Cholongitas Evangelos, Burroughs Andrew K
4th Department of Internal Medicine, Medical School of Aristotle University, Hippocration General Hospital of Thessaloniki, Thessaloniki, Greece (Evangelos Cholongitas) ; The Royal Free Sheila Sherlock Liver Centre and University Department of Surgery, Royal Free Hospital and UCL, London, UK (Evangelos Cholongitas, Andrew K. Burroughs).

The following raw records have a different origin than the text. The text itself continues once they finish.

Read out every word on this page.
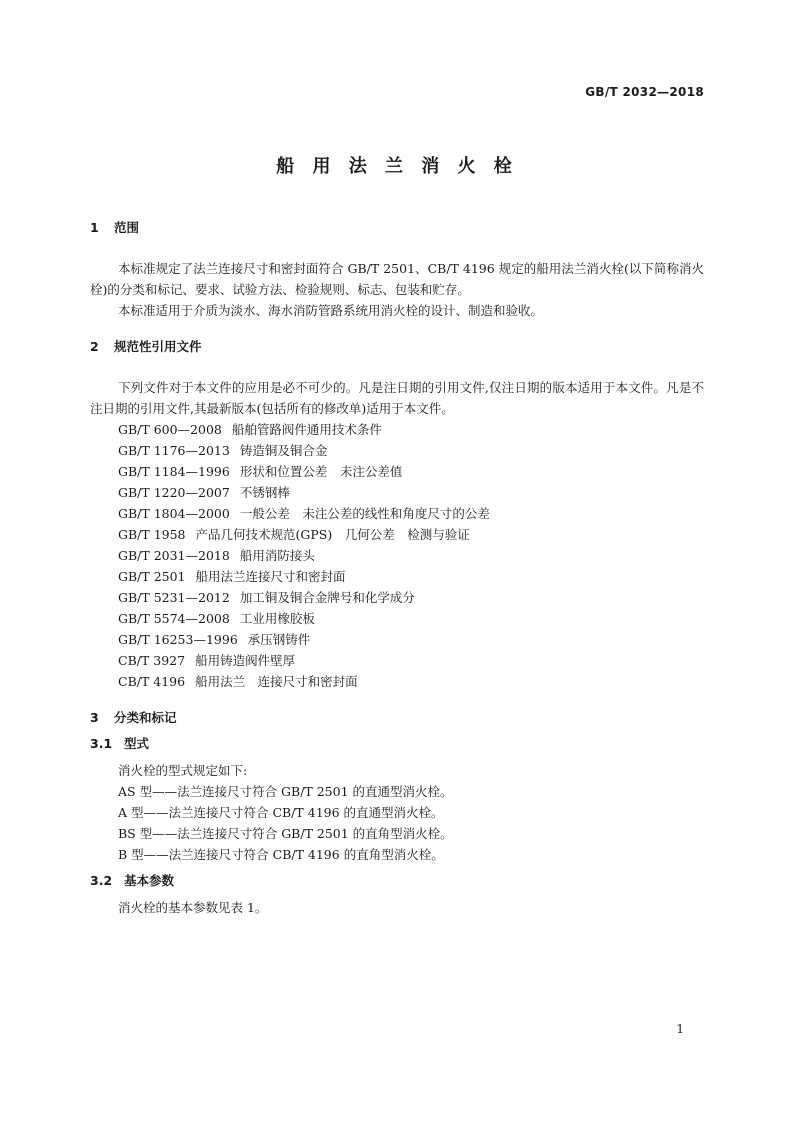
GB/T 2032—2018
船 用 法 兰 消 火 栓
1 范围

本标准规定了法兰连接尺寸和密封面符合 GB/T 2501、CB/T 4196 规定的船用法兰消火栓(以下简称消火栓)的分类和标记、要求、试验方法、检验规则、标志、包装和贮存。

本标准适用于介质为淡水、海水消防管路系统用消火栓的设计、制造和验收。

2 规范性引用文件

下列文件对于本文件的应用是必不可少的。凡是注日期的引用文件,仅注日期的版本适用于本文件。凡是不注日期的引用文件,其最新版本(包括所有的修改单)适用于本文件。

GB/T 600—2008 船舶管路阀件通用技术条件
GB/T 1176—2013 铸造铜及铜合金
GB/T 1184—1996 形状和位置公差　未注公差值
GB/T 1220—2007 不锈钢棒
GB/T 1804—2000 一般公差　未注公差的线性和角度尺寸的公差
GB/T 1958 产品几何技术规范(GPS)　几何公差　检测与验证
GB/T 2031—2018 船用消防接头
GB/T 2501 船用法兰连接尺寸和密封面
GB/T 5231—2012 加工铜及铜合金牌号和化学成分
GB/T 5574—2008 工业用橡胶板
GB/T 16253—1996 承压钢铸件
CB/T 3927 船用铸造阀件壁厚
CB/T 4196 船用法兰　连接尺寸和密封面
3 分类和标记
3.1 型式

消火栓的型式规定如下:

AS 型——法兰连接尺寸符合 GB/T 2501 的直通型消火栓。
A 型——法兰连接尺寸符合 CB/T 4196 的直通型消火栓。
BS 型——法兰连接尺寸符合 GB/T 2501 的直角型消火栓。
B 型——法兰连接尺寸符合 CB/T 4196 的直角型消火栓。
3.2 基本参数

消火栓的基本参数见表 1。

1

The Royal Free Sheila Sherlock Liver Centre and University Department of Surgery, Royal Free Hospital and UCL, London, UK (Evangelos Cholongitas, Andrew K. Burroughs).
Ann Gastroenterol. 2012;25(1):6-13.
Policies for organ allocation can be based on medical urgency, utility or transplant benefit. With an urgency policy, patients with worse outcomes on the waiting list are given higher priority for transplantation [based on the Child-Turcotte-Pugh score or the Model for End-stage Liver Disease (MELD) score, or United Kingdom model for End-stage Liver Disease (UKELD) score]. The MELD and UKELD scores have statistical validation and use objective and widely available laboratory tests. However, both scores have important limitations. Adjustments to the original MELD equation and new scoring systems have been proposed to overcome these limitations; incorporation of serum sodium improves its predictive accuracy and is part of the UKELD score. The utility-based systems are based on post-transplant outcome taking into account donor and recipient characteristics. MELD and UKELD scores poorly predict outcomes after liver transplantation due to the absence of donor factors. The transplant benefit models rank patients according to the net survival benefit that they would derive from transplantation. These models would be based on the maximization of the lifetime gained through liver transplantation. Well-designed prospective studies and simulation models are necessary to establish the optimal allocation system in liver transplantation, as no current model has all the best characteristics.
器官分配政策可以基于医疗紧迫性、效用或移植获益。采用紧迫性政策时,等待名单上预后较差的患者在移植时会被给予更高优先级(基于Child-Turcotte-Pugh评分或终末期肝病模型(MELD)评分,或英国终末期肝病模型(UKELD)评分)。MELD和UKELD评分经过统计学验证,且使用客观且广泛可得的实验室检查。然而,这两种评分都有重要局限性。已有人提出对原始MELD方程进行调整以及采用新的评分系统来克服这些局限性;纳入血清钠可提高其预测准确性,并且血清钠是UKELD评分的一部分。基于效用的系统是根据移植后的结果并考虑供体和受体特征。由于缺乏供体因素,MELD和UKELD评分对肝移植后的结果预测不佳。移植获益模型根据患者从移植中获得的净生存获益对患者进行排名。这些模型将基于通过肝移植获得的寿命最大化。由于目前没有一个模型具备所有最佳特征,因此需要精心设计的前瞻性研究和模拟模型来建立肝移植的最佳分配系统。